- By oaanews
- September 8, 2022
- 0 Comments
New Drug Relieves TCA Cycle Block In Patients With PA And MMA
by: Jerry Vockley, M.D., PH.D. UNIVERSITY OF PITTSBURGH
CLEVELAND FAMILY PROFESSOR OF PEDIATRIC RESEARCH
PROFESSOR OF HUMAN GENETICS, CHILDREN’S HOSPITAL OF PITTSBURGH
CHIEF OF MEDICAL GENETICS DIRECTOR OF THE CENTER FOR RARE DISEASE THERAPY
MMA produces unique protein modifications that contribute to disease
Propionic acidemia (PA), one of the more common organic acidemias, was first described in 1968 in an infant with severe metabolic acidosis, and many additional patients have since been reported. Propionyl-CoA is an intermediate in the oxidation of four amino acids (i.e., threonine, valine, methionine and isoleucine) as well as odd-chain fatty acids. Propionic acid is also absorbed from the large intestine where it is produced by propiogenic bacteria. Propionic acidemia is due to deficiency of propionyl-CoA carboxylase (PCC), a mitochondrial biotin-containing enzyme that catalyzes conversion of propionyl-coA to D-methylmalonyl-CoA.
The disorder is extremely variable and identification through newborn screening is typical in the US. Methylmalonic acidemia (MMA) can be caused by an inherited deficiency of methylmalonyl-CoA mutase, an adenosylcobalamin-requiring enzyme that converts L-methylmalonyl-CoA to succinyl-CoA, or in the metabolic pathway that catalyzes the biosynthesis of adenosylcobalamin from vitamin B12. Patients with PA and MMA are at risk to develop episodes of acidosis caused by accumulation in these two acids when patients have otherwise mild illness or stress.
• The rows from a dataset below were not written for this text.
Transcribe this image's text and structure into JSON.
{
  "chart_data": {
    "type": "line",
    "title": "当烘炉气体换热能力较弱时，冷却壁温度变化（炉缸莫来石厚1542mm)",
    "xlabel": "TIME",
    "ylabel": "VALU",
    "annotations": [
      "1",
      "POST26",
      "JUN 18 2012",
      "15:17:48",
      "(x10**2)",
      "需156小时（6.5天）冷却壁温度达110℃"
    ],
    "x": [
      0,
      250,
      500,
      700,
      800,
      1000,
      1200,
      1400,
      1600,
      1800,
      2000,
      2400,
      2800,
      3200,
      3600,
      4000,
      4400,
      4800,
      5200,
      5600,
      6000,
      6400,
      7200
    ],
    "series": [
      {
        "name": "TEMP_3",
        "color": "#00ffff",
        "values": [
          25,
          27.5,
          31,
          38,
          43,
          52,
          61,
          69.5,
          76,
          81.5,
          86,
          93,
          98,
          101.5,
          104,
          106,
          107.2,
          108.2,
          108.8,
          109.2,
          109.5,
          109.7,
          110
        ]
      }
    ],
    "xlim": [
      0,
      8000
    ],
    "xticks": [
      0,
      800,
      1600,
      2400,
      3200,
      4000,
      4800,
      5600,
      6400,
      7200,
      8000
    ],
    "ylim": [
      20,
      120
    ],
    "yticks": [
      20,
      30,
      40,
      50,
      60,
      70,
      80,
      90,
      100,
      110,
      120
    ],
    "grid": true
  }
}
However, they also have an inability to make succinate, the final product in this metabolic pathway, and a key chemical in the tricarboxylic acid (TCA) cycle necessary for cellular energy production. It is likely that this energy deficit leads to significant secondary problems in patients with PA and MMA, including brain damage (in both diseases) and cardiomyopathy (in PA).
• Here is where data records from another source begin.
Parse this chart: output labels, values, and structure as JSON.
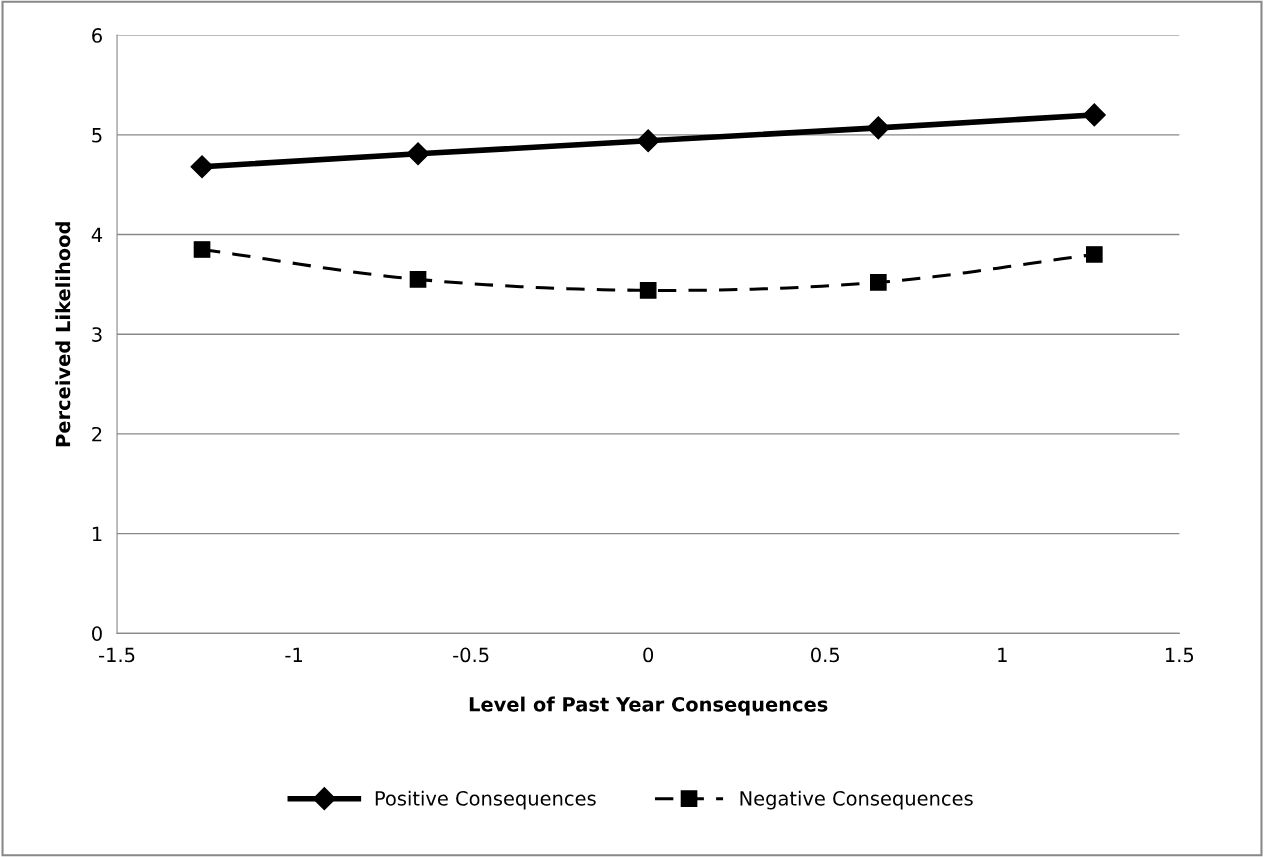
{
  "chart_data": {
    "type": "line",
    "xlabel": "Level of Past Year Consequences",
    "ylabel": "Perceived Likelihood",
    "x": [
      -1.26,
      -0.65,
      0,
      0.65,
      1.26
    ],
    "series": [
      {
        "name": "Positive Consequences",
        "color": "#000000",
        "values": [
          4.68,
          4.81,
          4.94,
          5.07,
          5.2
        ],
        "marker": "diamond",
        "line_style": "solid"
      },
      {
        "name": "Negative Consequences",
        "color": "#000000",
        "values": [
          3.85,
          3.55,
          3.44,
          3.52,
          3.8
        ],
        "marker": "square",
        "line_style": "dashed"
      }
    ],
    "xlim": [
      -1.5,
      1.5
    ],
    "xticks": [
      -1.5,
      -1,
      -0.5,
      0,
      0.5,
      1,
      1.5
    ],
    "ylim": [
      0,
      6
    ],
    "yticks": [
      0,
      1,
      2,
      3,
      4,
      5,
      6
    ],
    "grid": "y",
    "legend": "bottom"
  }
}
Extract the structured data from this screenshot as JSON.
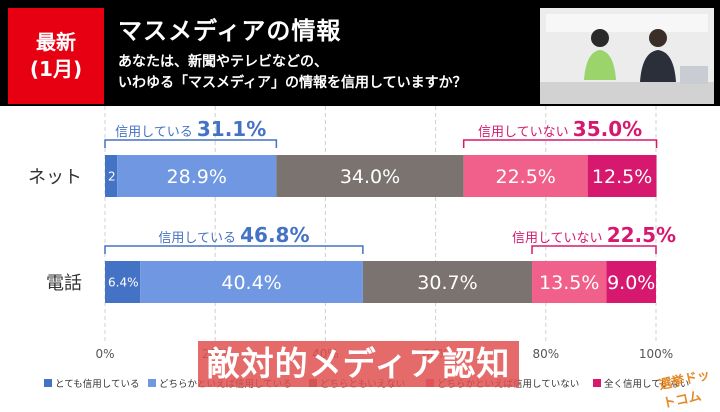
{
  "header": {
    "badge_line1": "最新",
    "badge_line2": "(1月)",
    "title": "マスメディアの情報",
    "question_line1": "あなたは、新聞やテレビなどの、",
    "question_line2": "いわゆる「マスメディア」の情報を信用していますか？"
  },
  "caption": "敵対的メディア認知",
  "logo_text": "選挙ドットコム",
  "chart_data": {
    "type": "bar",
    "stacked": true,
    "orientation": "horizontal",
    "categories": [
      "ネット",
      "電話"
    ],
    "series": [
      {
        "name": "とても信用している",
        "values": [
          2.2,
          6.4
        ],
        "labels": [
          "2.2%",
          "6.4%"
        ],
        "color": "#4472c4"
      },
      {
        "name": "どちらかといえば信用している",
        "values": [
          28.9,
          40.4
        ],
        "labels": [
          "28.9%",
          "40.4%"
        ],
        "color": "#6f97e2"
      },
      {
        "name": "どちらともいえない",
        "values": [
          34.0,
          30.7
        ],
        "labels": [
          "34.0%",
          "30.7%"
        ],
        "color": "#7b7370"
      },
      {
        "name": "どちらかといえば信用していない",
        "values": [
          22.5,
          13.5
        ],
        "labels": [
          "22.5%",
          "13.5%"
        ],
        "color": "#f0608a"
      },
      {
        "name": "全く信用していない",
        "values": [
          12.5,
          9.0
        ],
        "labels": [
          "12.5%",
          "9.0%"
        ],
        "color": "#d6196f"
      }
    ],
    "xlim": [
      0,
      100
    ],
    "x_ticks": [
      "0%",
      "20%",
      "40%",
      "60%",
      "80%",
      "100%"
    ],
    "grid": true,
    "legend_position": "bottom",
    "annotations": [
      {
        "category": "ネット",
        "side": "trust",
        "label": "信用している",
        "value": "31.1%",
        "color": "#4472c4"
      },
      {
        "category": "ネット",
        "side": "distrust",
        "label": "信用していない",
        "value": "35.0%",
        "color": "#d6196f"
      },
      {
        "category": "電話",
        "side": "trust",
        "label": "信用している",
        "value": "46.8%",
        "color": "#4472c4"
      },
      {
        "category": "電話",
        "side": "distrust",
        "label": "信用していない",
        "value": "22.5%",
        "color": "#d6196f"
      }
    ]
  }
}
For the last several years, my laboratory has studied a similar problem that occurs in patients with genetic disorders of long chain fatty acid oxidation (FAO). These patients develop a secondary deficiency of propionate that results in symptoms that include low blood sugar, muscle weakness, and episodes of acidosis. The usual treatment of long chain FAOs is with medium chain triglyceride oil, which can bypass the metabolic block, but doesn’t address the propionate deficiency. We have developed a novel drug, triheptanoin that both bypasses the block and restores propionate levels to normal. The drug is currently in clinical trials in patients and results of two phase 2 studies have shown resolution of hypoglycemia, and improvement in muscle and heart symptoms. We have now turned our attention to developing a similar compound to relieve that TCA cycle block in patients with PA and MMA. Ideally, delivering succinate directly as a drug would accomplish this result. Unfortunately, succinate in its pure form is a powder that has an extremely bitter taste and must be taken in large quantities to approach the amount needed to deliver appropriate amounts to cells once ingested.
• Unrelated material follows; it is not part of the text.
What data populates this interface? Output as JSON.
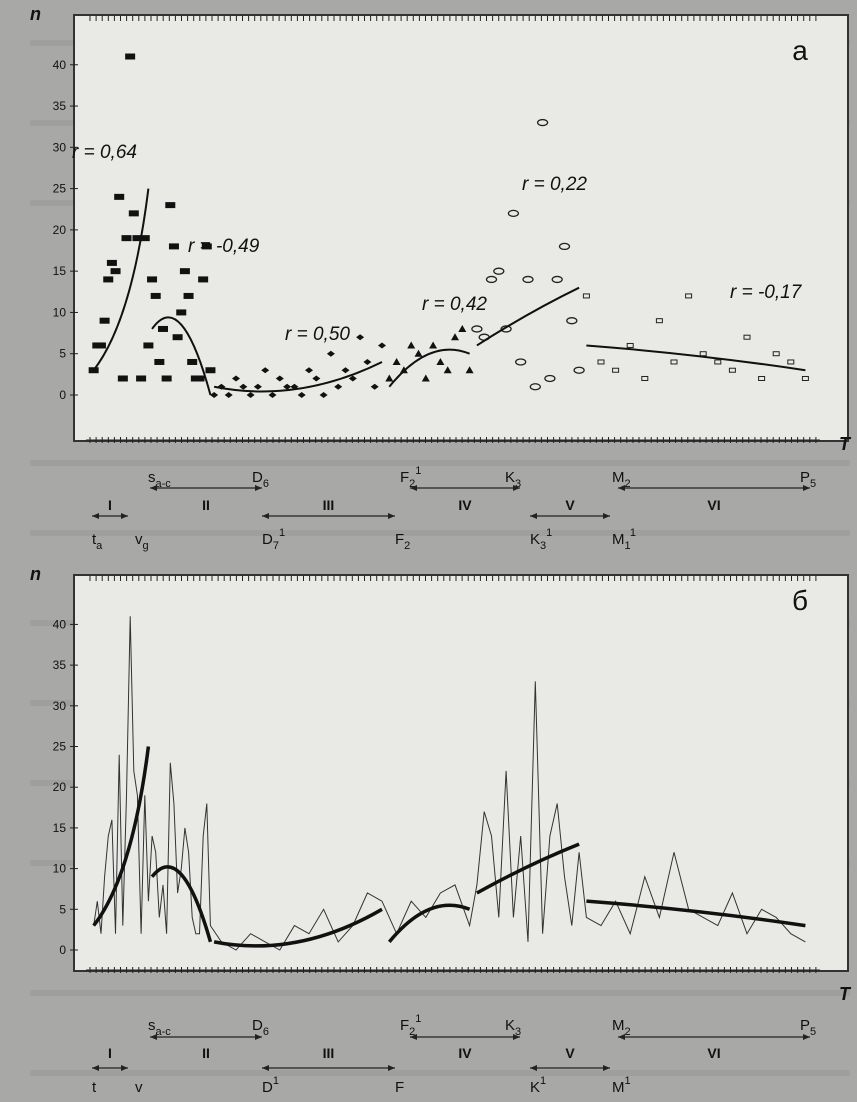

As with triheptanoin, we have elected to make a novel compound in which succinate is attached to another simple chemical, glycerol, to make a high-density oil that can efficiently deliver succinate to the body in a tolerable form. After making nearly three dozen variations, we now have a candidate drug that matches our requirements and are testing it for efficacy in mouse models. If these tests are encouraging, we’ll move to the next step to file for FDA approval to move to a clinical trial in patients, with a target to start in the next 1-2 years.

Figure. Entry of propionate into the TCA cycle. Improvement in patients with long chain fatty acid oxidation disorders are seen when they are treated with a drug (triheptanoin) that increases propionate and thus, ultimately, succinate. Our new drug provides succinate directly to the TCA cycle, bypassing the block in PA and MMA.